姓劉的護工又去攛掇三千金夫婦,臨近年底了,不好找人,況且她們這樣有護理證書的,不是阿貓阿狗都能幹的。「不晚」領的是養老機構執照,配備專業護理人員是硬指標,「離了我們,死蟹一隻。」姓劉的幾年前從蘇北來到上海,做過保姆和月嫂,聰明人,看問題準確犀利,「每年春節都是個關竅,錯了就還要再等一年。老闆是炒房地產的,不缺我們這一點小米。」她把意思露了,自己不開口,只看三千金媽媽怎麼說。三千金媽媽是個沒主意的,又去問自家男人。男人到底當過小老闆,拎得清,「讓她自己去講,你不要當衝頭。」加上一句,「最多她講的時候,你跟著撬撬邊。」

姓劉的到底碰了個釘子。說要找展翔。馮曉琴給她彈回去:「老闆管大事情,這些小事找我談就可以了——阿姐你才來多久,就算談價錢,好歹也要過一陣。你外面打聽打聽,這點生活拿這份薪水,不算少了。」姓劉的便說自己可憐,「死鬼老公走得早,一個人帶女兒,日子不好過。」馮曉琴也嘆:「現在日子都不好過,你外頭看看,有哪個不可憐的。女兒比兒子好,貼心,將來成家開銷也少得多。阿姐又有手藝,好日子在後頭呢。」姓劉的朝三千金媽媽使眼色。三千金媽媽憋著不開口,留她一人發揮。姓劉的說來說去,那個「走」字在嘴裡盤桓半晌,終是不敢說出來。

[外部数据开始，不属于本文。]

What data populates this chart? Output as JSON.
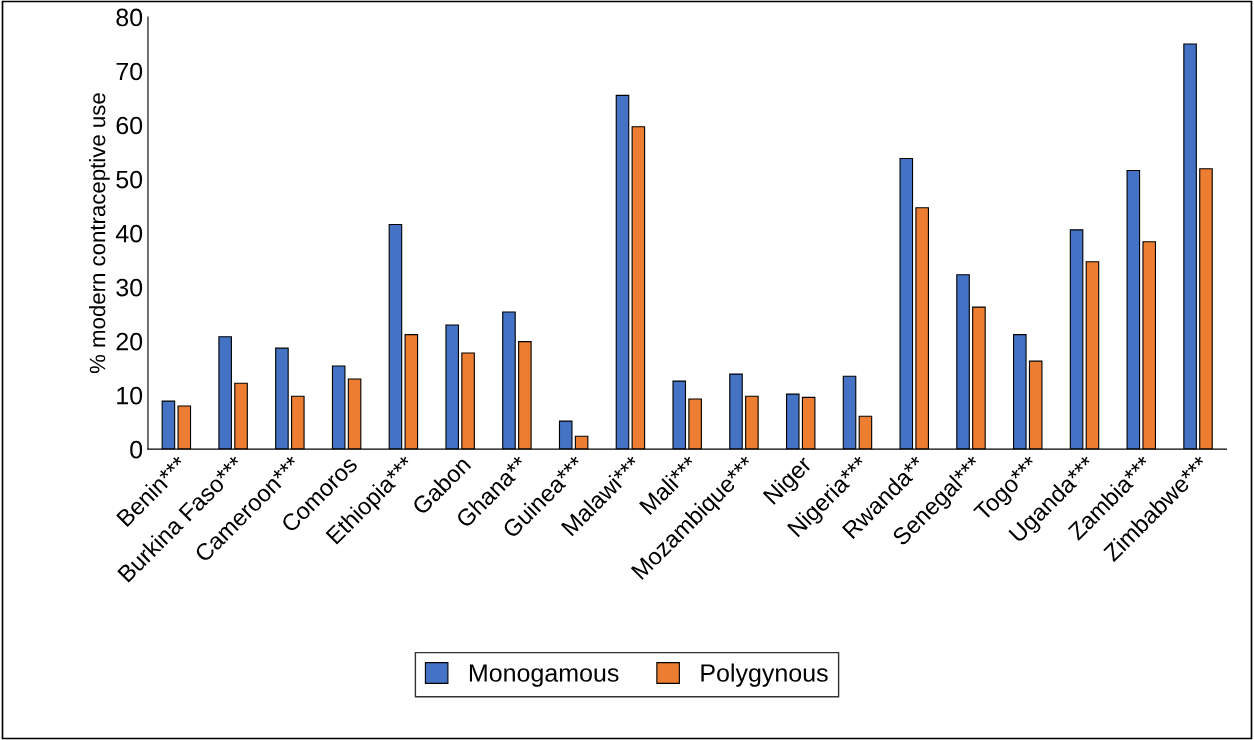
{
  "chart_data": {
    "type": "bar",
    "ylabel": "% modern contraceptive use",
    "categories": [
      "Benin***",
      "Burkina Faso***",
      "Cameroon***",
      "Comoros",
      "Ethiopia***",
      "Gabon",
      "Ghana**",
      "Guinea***",
      "Malawi***",
      "Mali***",
      "Mozambique***",
      "Niger",
      "Nigeria***",
      "Rwanda**",
      "Senegal***",
      "Togo***",
      "Uganda***",
      "Zambia***",
      "Zimbabwe***"
    ],
    "series": [
      {
        "name": "Monogamous",
        "color": "#4472c4",
        "values": [
          8.9,
          20.8,
          18.7,
          15.4,
          41.6,
          23.0,
          25.4,
          5.2,
          65.5,
          12.6,
          13.9,
          10.2,
          13.5,
          53.8,
          32.3,
          21.2,
          40.6,
          51.6,
          75.0
        ]
      },
      {
        "name": "Polygynous",
        "color": "#ed7d31",
        "values": [
          8.0,
          12.2,
          9.8,
          13.0,
          21.2,
          17.8,
          19.9,
          2.4,
          59.7,
          9.3,
          9.8,
          9.6,
          6.1,
          44.7,
          26.3,
          16.3,
          34.7,
          38.4,
          51.9
        ]
      }
    ],
    "ylim": [
      0,
      80
    ],
    "yticks": [
      0,
      10,
      20,
      30,
      40,
      50,
      60,
      70,
      80
    ],
    "grid": false,
    "legend": "bottom"
  }
}
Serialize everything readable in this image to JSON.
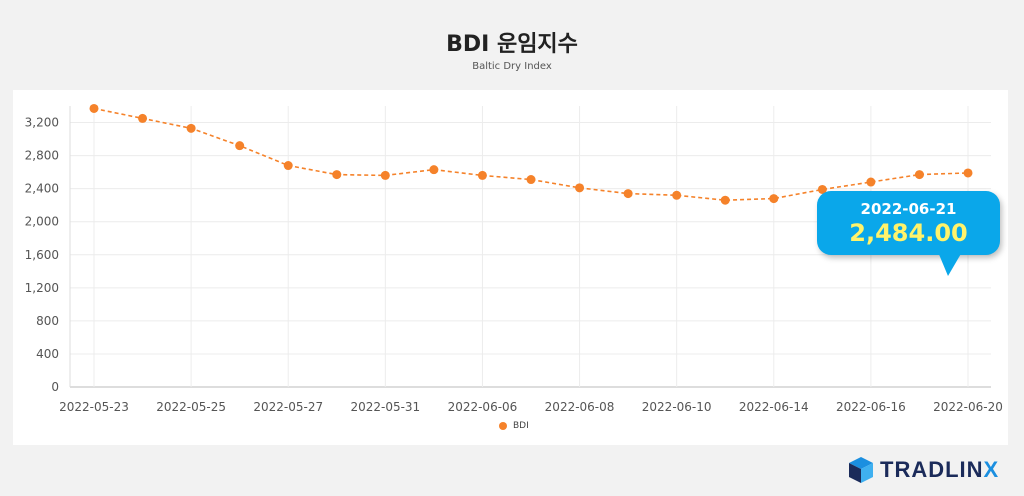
{
  "header": {
    "title": "BDI 운임지수",
    "subtitle": "Baltic Dry Index"
  },
  "legend": {
    "label": "BDI",
    "color": "#f5822a"
  },
  "tooltip": {
    "date": "2022-06-21",
    "value": "2,484.00",
    "bg_color": "#0aa7ea",
    "value_color": "#fff36b"
  },
  "logo": {
    "text_main": "TRADLIN",
    "text_accent": "X",
    "icon": "cube-logo-icon"
  },
  "chart_data": {
    "type": "line",
    "title": "BDI 운임지수",
    "subtitle": "Baltic Dry Index",
    "xlabel": "",
    "ylabel": "",
    "ylim": [
      0,
      3400
    ],
    "yticks": [
      0,
      400,
      800,
      1200,
      1600,
      2000,
      2400,
      2800,
      3200
    ],
    "ytick_labels": [
      "0",
      "400",
      "800",
      "1,200",
      "1,600",
      "2,000",
      "2,400",
      "2,800",
      "3,200"
    ],
    "xtick_labels": [
      "2022-05-23",
      "2022-05-25",
      "2022-05-27",
      "2022-05-31",
      "2022-06-06",
      "2022-06-08",
      "2022-06-10",
      "2022-06-14",
      "2022-06-16",
      "2022-06-20"
    ],
    "grid": true,
    "legend_position": "bottom",
    "series": [
      {
        "name": "BDI",
        "color": "#f5822a",
        "values": [
          3370,
          3250,
          3130,
          2920,
          2680,
          2570,
          2560,
          2630,
          2560,
          2510,
          2410,
          2340,
          2320,
          2260,
          2280,
          2390,
          2480,
          2570,
          2590
        ]
      }
    ]
  }
}
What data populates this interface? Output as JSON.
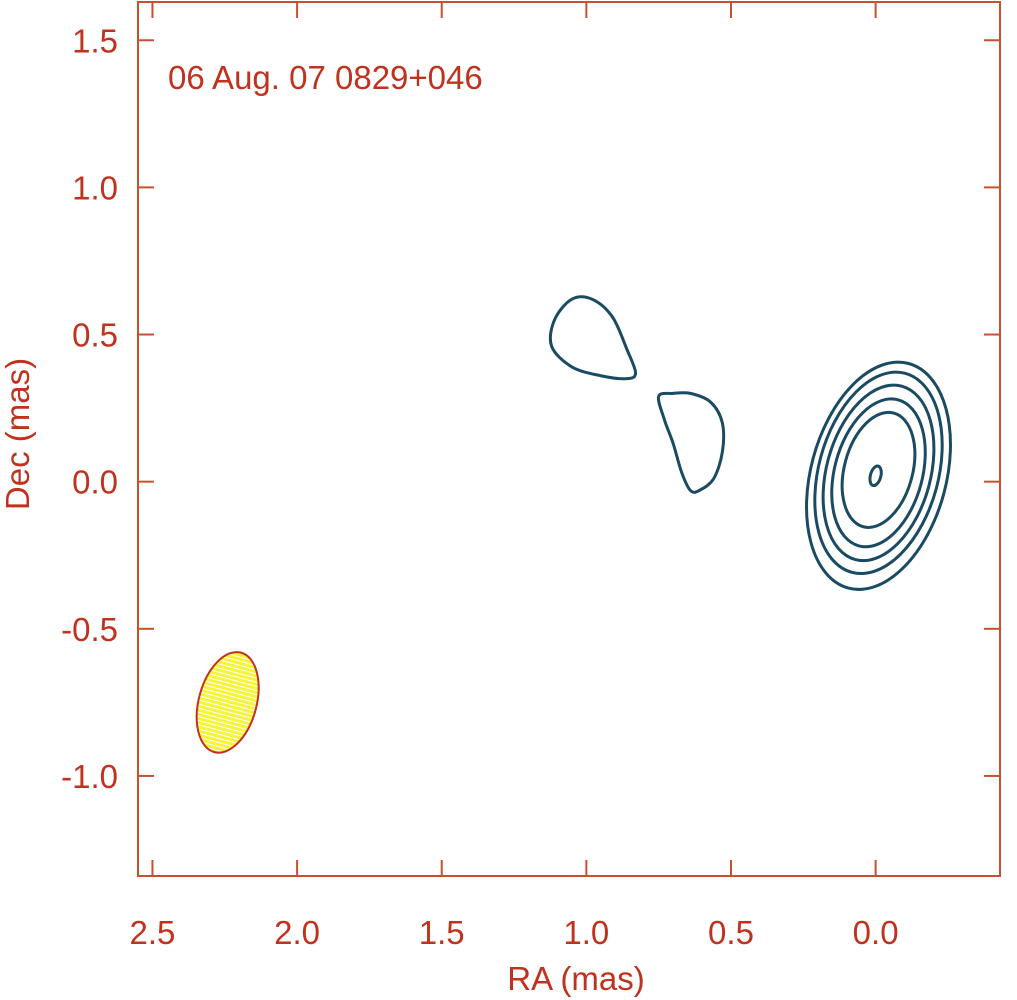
{
  "colors": {
    "axis": "#c8502f",
    "text": "#c0321e",
    "contour": "#1b4b63",
    "beam_fill": "#f7f23a",
    "beam_hatch": "#ffffff",
    "beam_edge": "#c0321e"
  },
  "chart_data": {
    "type": "contour",
    "annotation": "06 Aug. 07  0829+046",
    "xlabel": "RA (mas)",
    "ylabel": "Dec (mas)",
    "xlim": [
      2.55,
      -0.43
    ],
    "ylim": [
      -1.34,
      1.63
    ],
    "x_axis_reversed": true,
    "x_ticks": [
      {
        "value": 2.5,
        "label": "2.5"
      },
      {
        "value": 2.0,
        "label": "2.0"
      },
      {
        "value": 1.5,
        "label": "1.5"
      },
      {
        "value": 1.0,
        "label": "1.0"
      },
      {
        "value": 0.5,
        "label": "0.5"
      },
      {
        "value": 0.0,
        "label": "0.0"
      }
    ],
    "y_ticks": [
      {
        "value": 1.5,
        "label": "1.5"
      },
      {
        "value": 1.0,
        "label": "1.0"
      },
      {
        "value": 0.5,
        "label": "0.5"
      },
      {
        "value": 0.0,
        "label": "0.0"
      },
      {
        "value": -0.5,
        "label": "-0.5"
      },
      {
        "value": -1.0,
        "label": "-1.0"
      }
    ],
    "grid": false,
    "core_contours": [
      {
        "cx": -0.01,
        "cy": 0.02,
        "rx": 0.234,
        "ry": 0.395,
        "angle_deg": -15
      },
      {
        "cx": -0.01,
        "cy": 0.03,
        "rx": 0.207,
        "ry": 0.35,
        "angle_deg": -15
      },
      {
        "cx": -0.01,
        "cy": 0.03,
        "rx": 0.18,
        "ry": 0.305,
        "angle_deg": -15
      },
      {
        "cx": -0.01,
        "cy": 0.03,
        "rx": 0.152,
        "ry": 0.257,
        "angle_deg": -15
      },
      {
        "cx": -0.01,
        "cy": 0.04,
        "rx": 0.118,
        "ry": 0.2,
        "angle_deg": -15
      },
      {
        "cx": 0.0,
        "cy": 0.02,
        "rx": 0.018,
        "ry": 0.034,
        "angle_deg": -15
      }
    ],
    "jet_contours": [
      {
        "name": "component-a",
        "points": [
          [
            0.86,
            0.35
          ],
          [
            0.95,
            0.36
          ],
          [
            1.05,
            0.39
          ],
          [
            1.12,
            0.46
          ],
          [
            1.11,
            0.55
          ],
          [
            1.05,
            0.62
          ],
          [
            0.98,
            0.62
          ],
          [
            0.91,
            0.56
          ],
          [
            0.86,
            0.45
          ],
          [
            0.83,
            0.37
          ]
        ]
      },
      {
        "name": "component-b",
        "points": [
          [
            0.75,
            0.29
          ],
          [
            0.7,
            0.3
          ],
          [
            0.64,
            0.3
          ],
          [
            0.57,
            0.27
          ],
          [
            0.53,
            0.2
          ],
          [
            0.53,
            0.1
          ],
          [
            0.56,
            0.01
          ],
          [
            0.61,
            -0.03
          ],
          [
            0.64,
            -0.03
          ],
          [
            0.67,
            0.03
          ],
          [
            0.7,
            0.13
          ],
          [
            0.73,
            0.21
          ]
        ]
      }
    ],
    "beam": {
      "cx": 2.24,
      "cy": -0.75,
      "rx": 0.1,
      "ry": 0.175,
      "angle_deg": -15
    }
  }
}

「快過年了,老闆說了,大家好好做,一人一隻紅包逃不脫的。」馮曉琴微笑著,又看向三千金夫婦。女人還好,痴痴顢顢的,男人是看好戲的架勢掩都掩不住,眉眼都放光了。就盼著渾水裡撈點什麼,便是魚撈不著,撈點蝦米也好的。展翔當初找三千金媽媽的時候,她是想攔下的。偌大的上海,哪裡不好找人了,僧多粥少,到處都是等活幹的人——偏要找那樣牽扯不清的,有淵源,打過架觸過黴頭。用人最忌諱這樣。馮曉琴知道展翔的心思,是能幫就幫,大家都不容易。但生意歸生意,人情歸人情。兩碼事。倘若她做老闆娘,是萬萬不會的。馮曉琴想到這裡,臉紅了一下——「老闆娘」有些過頭了,便是打比方,這三個字也不好隨便想的。不想沒什麼,一想就會剎不了車。胡思亂想多了,後面便是痴心妄想。馮曉琴知道分寸。但勸也是要勸的,還要勸得貼心,真正像是狗腿子給老爺出謀劃策了:

「爺叔,以前顧磊在的時候,老是覺得他沒用,想這男人怎麼比女人還要軟塌塌,爺叔你就不一樣了,做事爽氣,很有男子氣概的。可現在過來幫你,接觸了一陣,又發現,爺叔也是粗中有細。人大概都是這樣,遠遠看著那樣,真要拉近了,又是另一副模樣。」